В избушке Гиллиса было спокойно и хорошо. Старый Джим разрабатывал заброшенные золотые россыпи. На них оставались только чудаки-неудачники, не терявшие надежды найти несколько самородков и обеспечить свою старость.
У Джима Гиллиса нашлись хорошие книги, он оказался замечательным рассказчиком.
Джим был кладезем народных «западных» сказок, передаваемых из уст в уста такими же обойденными судьбой старыми американскими охотниками, фермерами или золотоискателями.
В дождливые вечера Сэм слушал рассказы Джима и его приятелей. От ветерана боев с индейцами Джима Бриджера пошел рассказ про замечательное эхо. В тех местах, куда забрался Бриджер, была видна вдалеке гора. До горы так далеко, что звук голоса долетает до нее и возвращается эхом лишь через шесть часов. И вот, чтобы не проспать, нужно только крикнуть перед сном: «Вставать пора!», и эхо разбудит тебя утром, как раз во-время. Бриджер знает также место, где растут окаменелые деревья, которые приносят каменные плоды.
Клеменс снова стал искателем драгоценных металлов. Стояла зима 1865 года.
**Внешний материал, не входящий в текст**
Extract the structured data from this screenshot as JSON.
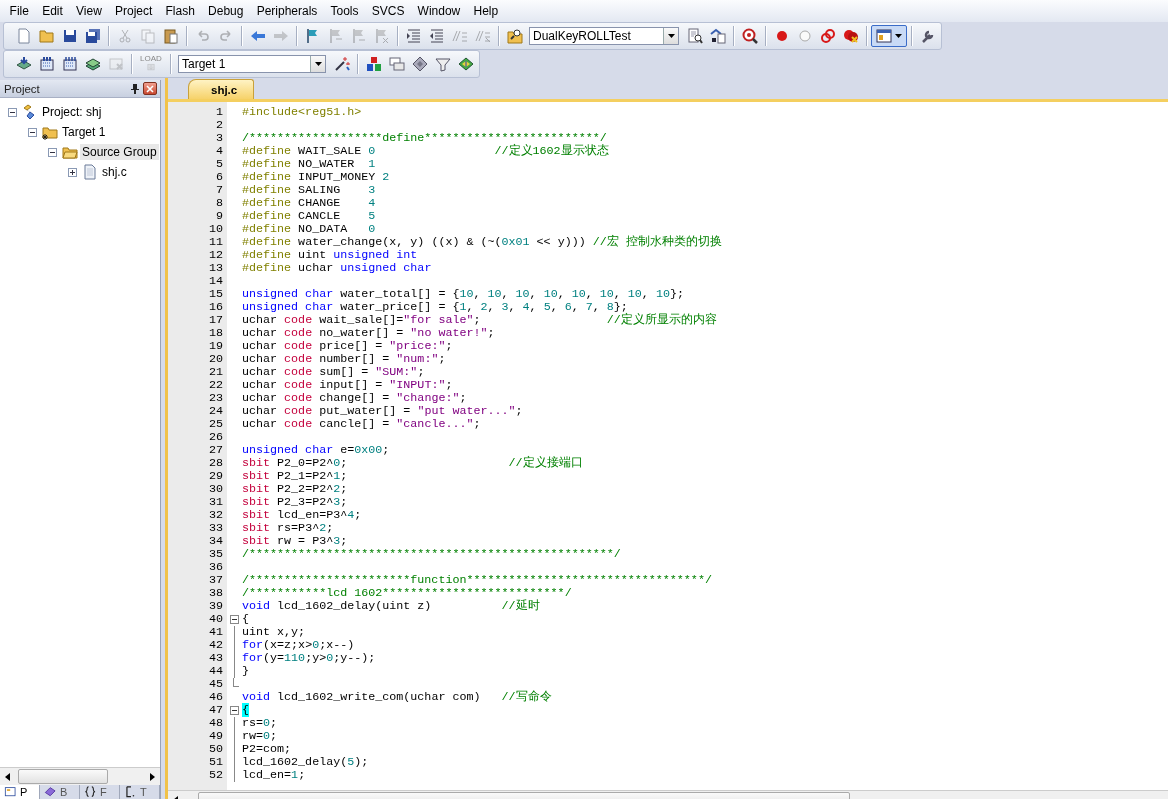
{
  "menu": [
    "File",
    "Edit",
    "View",
    "Project",
    "Flash",
    "Debug",
    "Peripherals",
    "Tools",
    "SVCS",
    "Window",
    "Help"
  ],
  "toolbar_1": [
    [
      {
        "kind": "new-file",
        "disabled": false,
        "on": false
      },
      {
        "kind": "open-file",
        "disabled": false,
        "on": false
      },
      {
        "kind": "save",
        "disabled": false,
        "on": false
      },
      {
        "kind": "save-all",
        "disabled": false,
        "on": false
      }
    ],
    [
      {
        "kind": "cut",
        "disabled": true,
        "on": false
      },
      {
        "kind": "copy",
        "disabled": true,
        "on": false
      },
      {
        "kind": "paste",
        "disabled": false,
        "on": false
      }
    ],
    [
      {
        "kind": "undo",
        "disabled": true,
        "on": false
      },
      {
        "kind": "redo",
        "disabled": true,
        "on": false
      }
    ],
    [
      {
        "kind": "nav-back",
        "disabled": false,
        "on": false
      },
      {
        "kind": "nav-forward",
        "disabled": true,
        "on": false
      }
    ],
    [
      {
        "kind": "bookmark",
        "disabled": false,
        "on": false
      },
      {
        "kind": "bookmark-prev",
        "disabled": true,
        "on": false
      },
      {
        "kind": "bookmark-next",
        "disabled": true,
        "on": false
      },
      {
        "kind": "bookmark-clear",
        "disabled": true,
        "on": false
      }
    ],
    [
      {
        "kind": "indent",
        "disabled": false,
        "on": false
      },
      {
        "kind": "unindent",
        "disabled": false,
        "on": false
      },
      {
        "kind": "comment",
        "disabled": true,
        "on": false
      },
      {
        "kind": "uncomment",
        "disabled": true,
        "on": false
      }
    ],
    [
      {
        "kind": "find-in-files",
        "disabled": false,
        "on": false
      },
      {
        "kind": "combo",
        "value": "DualKeyROLLTest"
      },
      {
        "kind": "find",
        "disabled": false,
        "on": false
      },
      {
        "kind": "incremental-find",
        "disabled": false,
        "on": false
      }
    ],
    [
      {
        "kind": "debug",
        "disabled": false,
        "on": false
      }
    ],
    [
      {
        "kind": "breakpoint",
        "disabled": false,
        "on": false
      },
      {
        "kind": "breakpoint-off",
        "disabled": false,
        "on": false
      },
      {
        "kind": "breakpoint-disable-all",
        "disabled": false,
        "on": false
      },
      {
        "kind": "breakpoint-kill-all",
        "disabled": false,
        "on": false
      }
    ],
    [
      {
        "kind": "window-layout",
        "disabled": false,
        "on": true
      }
    ],
    [
      {
        "kind": "configure",
        "disabled": false,
        "on": false
      }
    ]
  ],
  "toolbar_2": [
    [
      {
        "kind": "translate",
        "disabled": false,
        "on": false
      },
      {
        "kind": "build",
        "disabled": false,
        "on": false
      },
      {
        "kind": "rebuild",
        "disabled": false,
        "on": false
      },
      {
        "kind": "batch-build",
        "disabled": false,
        "on": false
      },
      {
        "kind": "stop-build",
        "disabled": true,
        "on": false
      }
    ],
    [
      {
        "kind": "download",
        "label": "LOAD",
        "disabled": true,
        "on": false
      }
    ],
    [
      {
        "kind": "combo",
        "value": "Target 1"
      },
      {
        "kind": "target-options",
        "disabled": false,
        "on": false
      }
    ],
    [
      {
        "kind": "manage-components",
        "disabled": false,
        "on": false
      },
      {
        "kind": "select-packs",
        "disabled": false,
        "on": false
      },
      {
        "kind": "pack-installer",
        "disabled": false,
        "on": false
      },
      {
        "kind": "run-time-environment",
        "disabled": false,
        "on": false
      },
      {
        "kind": "pack-manager",
        "disabled": false,
        "on": false
      }
    ]
  ],
  "project_panel": {
    "title": "Project",
    "tree": [
      {
        "label": "Project: shj",
        "kind": "project",
        "expanded": true,
        "selected": false,
        "children": [
          {
            "label": "Target 1",
            "kind": "target",
            "expanded": true,
            "selected": false,
            "children": [
              {
                "label": "Source Group",
                "kind": "group",
                "expanded": true,
                "selected": true,
                "children": [
                  {
                    "label": "shj.c",
                    "kind": "file",
                    "expanded": false,
                    "selected": false
                  }
                ]
              }
            ]
          }
        ]
      }
    ],
    "tabs": [
      {
        "label": "P",
        "kind": "project",
        "selected": true
      },
      {
        "label": "B",
        "kind": "books",
        "selected": false
      },
      {
        "label": "F",
        "kind": "functions",
        "selected": false
      },
      {
        "label": "T",
        "kind": "templates",
        "selected": false
      }
    ]
  },
  "editor": {
    "tabs": [
      {
        "label": "shj.c",
        "selected": true
      }
    ],
    "lines": [
      {
        "number": "1",
        "segments": [
          {
            "text": "#include<reg51.h>",
            "kind": "directive"
          }
        ]
      },
      {
        "number": "2"
      },
      {
        "number": "3",
        "segments": [
          {
            "text": "/*******************define*************************/",
            "kind": "comment"
          }
        ]
      },
      {
        "number": "4",
        "segments": [
          {
            "text": "#define",
            "kind": "directive"
          },
          {
            "text": " WAIT_SALE ",
            "kind": "plain"
          },
          {
            "text": "0",
            "kind": "number"
          },
          {
            "text": "                 //定义1602显示状态",
            "kind": "comment"
          }
        ]
      },
      {
        "number": "5",
        "segments": [
          {
            "text": "#define",
            "kind": "directive"
          },
          {
            "text": " NO_WATER  ",
            "kind": "plain"
          },
          {
            "text": "1",
            "kind": "number"
          }
        ]
      },
      {
        "number": "6",
        "segments": [
          {
            "text": "#define",
            "kind": "directive"
          },
          {
            "text": " INPUT_MONEY ",
            "kind": "plain"
          },
          {
            "text": "2",
            "kind": "number"
          }
        ]
      },
      {
        "number": "7",
        "segments": [
          {
            "text": "#define",
            "kind": "directive"
          },
          {
            "text": " SALING    ",
            "kind": "plain"
          },
          {
            "text": "3",
            "kind": "number"
          }
        ]
      },
      {
        "number": "8",
        "segments": [
          {
            "text": "#define",
            "kind": "directive"
          },
          {
            "text": " CHANGE    ",
            "kind": "plain"
          },
          {
            "text": "4",
            "kind": "number"
          }
        ]
      },
      {
        "number": "9",
        "segments": [
          {
            "text": "#define",
            "kind": "directive"
          },
          {
            "text": " CANCLE    ",
            "kind": "plain"
          },
          {
            "text": "5",
            "kind": "number"
          }
        ]
      },
      {
        "number": "10",
        "segments": [
          {
            "text": "#define",
            "kind": "directive"
          },
          {
            "text": " NO_DATA   ",
            "kind": "plain"
          },
          {
            "text": "0",
            "kind": "number"
          }
        ]
      },
      {
        "number": "11",
        "segments": [
          {
            "text": "#define",
            "kind": "directive"
          },
          {
            "text": " water_change(x, y) ((x) & (~(",
            "kind": "plain"
          },
          {
            "text": "0x01",
            "kind": "number"
          },
          {
            "text": " << y))) ",
            "kind": "plain"
          },
          {
            "text": "//宏 控制水种类的切换",
            "kind": "comment"
          }
        ]
      },
      {
        "number": "12",
        "segments": [
          {
            "text": "#define",
            "kind": "directive"
          },
          {
            "text": " uint ",
            "kind": "plain"
          },
          {
            "text": "unsigned int",
            "kind": "keyword"
          }
        ]
      },
      {
        "number": "13",
        "segments": [
          {
            "text": "#define",
            "kind": "directive"
          },
          {
            "text": " uchar ",
            "kind": "plain"
          },
          {
            "text": "unsigned char",
            "kind": "keyword"
          }
        ]
      },
      {
        "number": "14"
      },
      {
        "number": "15",
        "segments": [
          {
            "text": "unsigned char",
            "kind": "keyword"
          },
          {
            "text": " water_total[] = {",
            "kind": "plain"
          },
          {
            "text": "10",
            "kind": "number"
          },
          {
            "text": ", ",
            "kind": "plain"
          },
          {
            "text": "10",
            "kind": "number"
          },
          {
            "text": ", ",
            "kind": "plain"
          },
          {
            "text": "10",
            "kind": "number"
          },
          {
            "text": ", ",
            "kind": "plain"
          },
          {
            "text": "10",
            "kind": "number"
          },
          {
            "text": ", ",
            "kind": "plain"
          },
          {
            "text": "10",
            "kind": "number"
          },
          {
            "text": ", ",
            "kind": "plain"
          },
          {
            "text": "10",
            "kind": "number"
          },
          {
            "text": ", ",
            "kind": "plain"
          },
          {
            "text": "10",
            "kind": "number"
          },
          {
            "text": ", ",
            "kind": "plain"
          },
          {
            "text": "10",
            "kind": "number"
          },
          {
            "text": "};",
            "kind": "plain"
          }
        ]
      },
      {
        "number": "16",
        "segments": [
          {
            "text": "unsigned char",
            "kind": "keyword"
          },
          {
            "text": " water_price[] = {",
            "kind": "plain"
          },
          {
            "text": "1",
            "kind": "number"
          },
          {
            "text": ", ",
            "kind": "plain"
          },
          {
            "text": "2",
            "kind": "number"
          },
          {
            "text": ", ",
            "kind": "plain"
          },
          {
            "text": "3",
            "kind": "number"
          },
          {
            "text": ", ",
            "kind": "plain"
          },
          {
            "text": "4",
            "kind": "number"
          },
          {
            "text": ", ",
            "kind": "plain"
          },
          {
            "text": "5",
            "kind": "number"
          },
          {
            "text": ", ",
            "kind": "plain"
          },
          {
            "text": "6",
            "kind": "number"
          },
          {
            "text": ", ",
            "kind": "plain"
          },
          {
            "text": "7",
            "kind": "number"
          },
          {
            "text": ", ",
            "kind": "plain"
          },
          {
            "text": "8",
            "kind": "number"
          },
          {
            "text": "};",
            "kind": "plain"
          }
        ]
      },
      {
        "number": "17",
        "segments": [
          {
            "text": "uchar ",
            "kind": "plain"
          },
          {
            "text": "code",
            "kind": "storage"
          },
          {
            "text": " wait_sale[]=",
            "kind": "plain"
          },
          {
            "text": "\"for sale\"",
            "kind": "string"
          },
          {
            "text": ";                  ",
            "kind": "plain"
          },
          {
            "text": "//定义所显示的内容",
            "kind": "comment"
          }
        ]
      },
      {
        "number": "18",
        "segments": [
          {
            "text": "uchar ",
            "kind": "plain"
          },
          {
            "text": "code",
            "kind": "storage"
          },
          {
            "text": " no_water[] = ",
            "kind": "plain"
          },
          {
            "text": "\"no water!\"",
            "kind": "string"
          },
          {
            "text": ";",
            "kind": "plain"
          }
        ]
      },
      {
        "number": "19",
        "segments": [
          {
            "text": "uchar ",
            "kind": "plain"
          },
          {
            "text": "code",
            "kind": "storage"
          },
          {
            "text": " price[] = ",
            "kind": "plain"
          },
          {
            "text": "\"price:\"",
            "kind": "string"
          },
          {
            "text": ";",
            "kind": "plain"
          }
        ]
      },
      {
        "number": "20",
        "segments": [
          {
            "text": "uchar ",
            "kind": "plain"
          },
          {
            "text": "code",
            "kind": "storage"
          },
          {
            "text": " number[] = ",
            "kind": "plain"
          },
          {
            "text": "\"num:\"",
            "kind": "string"
          },
          {
            "text": ";",
            "kind": "plain"
          }
        ]
      },
      {
        "number": "21",
        "segments": [
          {
            "text": "uchar ",
            "kind": "plain"
          },
          {
            "text": "code",
            "kind": "storage"
          },
          {
            "text": " sum[] = ",
            "kind": "plain"
          },
          {
            "text": "\"SUM:\"",
            "kind": "string"
          },
          {
            "text": ";",
            "kind": "plain"
          }
        ]
      },
      {
        "number": "22",
        "segments": [
          {
            "text": "uchar ",
            "kind": "plain"
          },
          {
            "text": "code",
            "kind": "storage"
          },
          {
            "text": " input[] = ",
            "kind": "plain"
          },
          {
            "text": "\"INPUT:\"",
            "kind": "string"
          },
          {
            "text": ";",
            "kind": "plain"
          }
        ]
      },
      {
        "number": "23",
        "segments": [
          {
            "text": "uchar ",
            "kind": "plain"
          },
          {
            "text": "code",
            "kind": "storage"
          },
          {
            "text": " change[] = ",
            "kind": "plain"
          },
          {
            "text": "\"change:\"",
            "kind": "string"
          },
          {
            "text": ";",
            "kind": "plain"
          }
        ]
      },
      {
        "number": "24",
        "segments": [
          {
            "text": "uchar ",
            "kind": "plain"
          },
          {
            "text": "code",
            "kind": "storage"
          },
          {
            "text": " put_water[] = ",
            "kind": "plain"
          },
          {
            "text": "\"put water...\"",
            "kind": "string"
          },
          {
            "text": ";",
            "kind": "plain"
          }
        ]
      },
      {
        "number": "25",
        "segments": [
          {
            "text": "uchar ",
            "kind": "plain"
          },
          {
            "text": "code",
            "kind": "storage"
          },
          {
            "text": " cancle[] = ",
            "kind": "plain"
          },
          {
            "text": "\"cancle...\"",
            "kind": "string"
          },
          {
            "text": ";",
            "kind": "plain"
          }
        ]
      },
      {
        "number": "26"
      },
      {
        "number": "27",
        "segments": [
          {
            "text": "unsigned char",
            "kind": "keyword"
          },
          {
            "text": " e=",
            "kind": "plain"
          },
          {
            "text": "0x00",
            "kind": "number"
          },
          {
            "text": ";",
            "kind": "plain"
          }
        ]
      },
      {
        "number": "28",
        "segments": [
          {
            "text": "sbit",
            "kind": "storage"
          },
          {
            "text": " P2_0=P2^",
            "kind": "plain"
          },
          {
            "text": "0",
            "kind": "number"
          },
          {
            "text": ";                       ",
            "kind": "plain"
          },
          {
            "text": "//定义接端口",
            "kind": "comment"
          }
        ]
      },
      {
        "number": "29",
        "segments": [
          {
            "text": "sbit",
            "kind": "storage"
          },
          {
            "text": " P2_1=P2^",
            "kind": "plain"
          },
          {
            "text": "1",
            "kind": "number"
          },
          {
            "text": ";",
            "kind": "plain"
          }
        ]
      },
      {
        "number": "30",
        "segments": [
          {
            "text": "sbit",
            "kind": "storage"
          },
          {
            "text": " P2_2=P2^",
            "kind": "plain"
          },
          {
            "text": "2",
            "kind": "number"
          },
          {
            "text": ";",
            "kind": "plain"
          }
        ]
      },
      {
        "number": "31",
        "segments": [
          {
            "text": "sbit",
            "kind": "storage"
          },
          {
            "text": " P2_3=P2^",
            "kind": "plain"
          },
          {
            "text": "3",
            "kind": "number"
          },
          {
            "text": ";",
            "kind": "plain"
          }
        ]
      },
      {
        "number": "32",
        "segments": [
          {
            "text": "sbit",
            "kind": "storage"
          },
          {
            "text": " lcd_en=P3^",
            "kind": "plain"
          },
          {
            "text": "4",
            "kind": "number"
          },
          {
            "text": ";",
            "kind": "plain"
          }
        ]
      },
      {
        "number": "33",
        "segments": [
          {
            "text": "sbit",
            "kind": "storage"
          },
          {
            "text": " rs=P3^",
            "kind": "plain"
          },
          {
            "text": "2",
            "kind": "number"
          },
          {
            "text": ";",
            "kind": "plain"
          }
        ]
      },
      {
        "number": "34",
        "segments": [
          {
            "text": "sbit",
            "kind": "storage"
          },
          {
            "text": " rw = P3^",
            "kind": "plain"
          },
          {
            "text": "3",
            "kind": "number"
          },
          {
            "text": ";",
            "kind": "plain"
          }
        ]
      },
      {
        "number": "35",
        "segments": [
          {
            "text": "/****************************************************/",
            "kind": "comment"
          }
        ]
      },
      {
        "number": "36"
      },
      {
        "number": "37",
        "segments": [
          {
            "text": "/***********************function**********************************/",
            "kind": "comment"
          }
        ]
      },
      {
        "number": "38",
        "segments": [
          {
            "text": "/***********lcd 1602**************************/",
            "kind": "comment"
          }
        ]
      },
      {
        "number": "39",
        "segments": [
          {
            "text": "void",
            "kind": "keyword"
          },
          {
            "text": " lcd_1602_delay(uint z)          ",
            "kind": "plain"
          },
          {
            "text": "//延时",
            "kind": "comment"
          }
        ]
      },
      {
        "number": "40",
        "kind": "fold-start",
        "segments": [
          {
            "text": "{",
            "kind": "plain"
          }
        ]
      },
      {
        "number": "41",
        "kind": "fold-body",
        "segments": [
          {
            "text": "uint x,y;",
            "kind": "plain"
          }
        ]
      },
      {
        "number": "42",
        "kind": "fold-body",
        "segments": [
          {
            "text": "for",
            "kind": "keyword"
          },
          {
            "text": "(x=z;x>",
            "kind": "plain"
          },
          {
            "text": "0",
            "kind": "number"
          },
          {
            "text": ";x--)",
            "kind": "plain"
          }
        ]
      },
      {
        "number": "43",
        "kind": "fold-body",
        "segments": [
          {
            "text": "for",
            "kind": "keyword"
          },
          {
            "text": "(y=",
            "kind": "plain"
          },
          {
            "text": "110",
            "kind": "number"
          },
          {
            "text": ";y>",
            "kind": "plain"
          },
          {
            "text": "0",
            "kind": "number"
          },
          {
            "text": ";y--);",
            "kind": "plain"
          }
        ]
      },
      {
        "number": "44",
        "kind": "fold-body",
        "segments": [
          {
            "text": "}",
            "kind": "plain"
          }
        ]
      },
      {
        "number": "45",
        "kind": "fold-end"
      },
      {
        "number": "46",
        "segments": [
          {
            "text": "void",
            "kind": "keyword"
          },
          {
            "text": " lcd_1602_write_com(uchar com)   ",
            "kind": "plain"
          },
          {
            "text": "//写命令",
            "kind": "comment"
          }
        ]
      },
      {
        "number": "47",
        "kind": "fold-start",
        "segments": [
          {
            "text": "{",
            "kind": "match"
          }
        ]
      },
      {
        "number": "48",
        "kind": "fold-body",
        "segments": [
          {
            "text": "rs=",
            "kind": "plain"
          },
          {
            "text": "0",
            "kind": "number"
          },
          {
            "text": ";",
            "kind": "plain"
          }
        ]
      },
      {
        "number": "49",
        "kind": "fold-body",
        "segments": [
          {
            "text": "rw=",
            "kind": "plain"
          },
          {
            "text": "0",
            "kind": "number"
          },
          {
            "text": ";",
            "kind": "plain"
          }
        ]
      },
      {
        "number": "50",
        "kind": "fold-body",
        "segments": [
          {
            "text": "P2=com;",
            "kind": "plain"
          }
        ]
      },
      {
        "number": "51",
        "kind": "fold-body",
        "segments": [
          {
            "text": "lcd_1602_delay(",
            "kind": "plain"
          },
          {
            "text": "5",
            "kind": "number"
          },
          {
            "text": ");",
            "kind": "plain"
          }
        ]
      },
      {
        "number": "52",
        "kind": "fold-body",
        "segments": [
          {
            "text": "lcd_en=",
            "kind": "plain"
          },
          {
            "text": "1",
            "kind": "number"
          },
          {
            "text": ";",
            "kind": "plain"
          }
        ]
      }
    ]
  }
}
Сэм таскал воду для промывки породы; казалось, вот-вот блеснет самородок, но время шло, а золото не попадалось.
Наконец, устав от бесполезной траты сил, Сэм категорически отказался продолжать работу. Джим и его компаньоны оставили участок на произвол судьбы. Позднее они узнали, что под тонким покровом пустой породы было золото. Его обнаружили и захватили другие люди.
В кабачке на Дальнем западе. Рисунок худ. М. Галагера
Согреться в ту холодную зиму можно было только в кабачке, куда часто заходил старый лоцман с реки Иллинойс, по имени Бен Кун. Монотонным голосом он рассказывал длиннейшие истории. Однажды Кун рассказал собравшимся о лягушке, — он очень ценил внимательных слушателей, а день был серый, тягучий, делать все равно было нечего. Это не новый рассказ, неизвестно кто его (дочинил. У человека по имени Кольман была дрессированная лягушка. Кольман пошел с каким-то незнакомцем на пари, что его лягушка прыгнет выше любой другой. Когда Кольман вышел из комнаты, незнакомец накормил его лягушку дробью. Понятно, она не смогла сдвинуться с места, и пари выиграл незнакомец.
Стив уладил свои дела в Сан-Франциско, и Сэм мог туда вернуться. Снова началась шумная жизнь корреспондента «Энтерпрайз» и сотрудника «Калифорнийца», снова разоблачения, литературные драки, веселые вечера и ночи с неизменным Стивом.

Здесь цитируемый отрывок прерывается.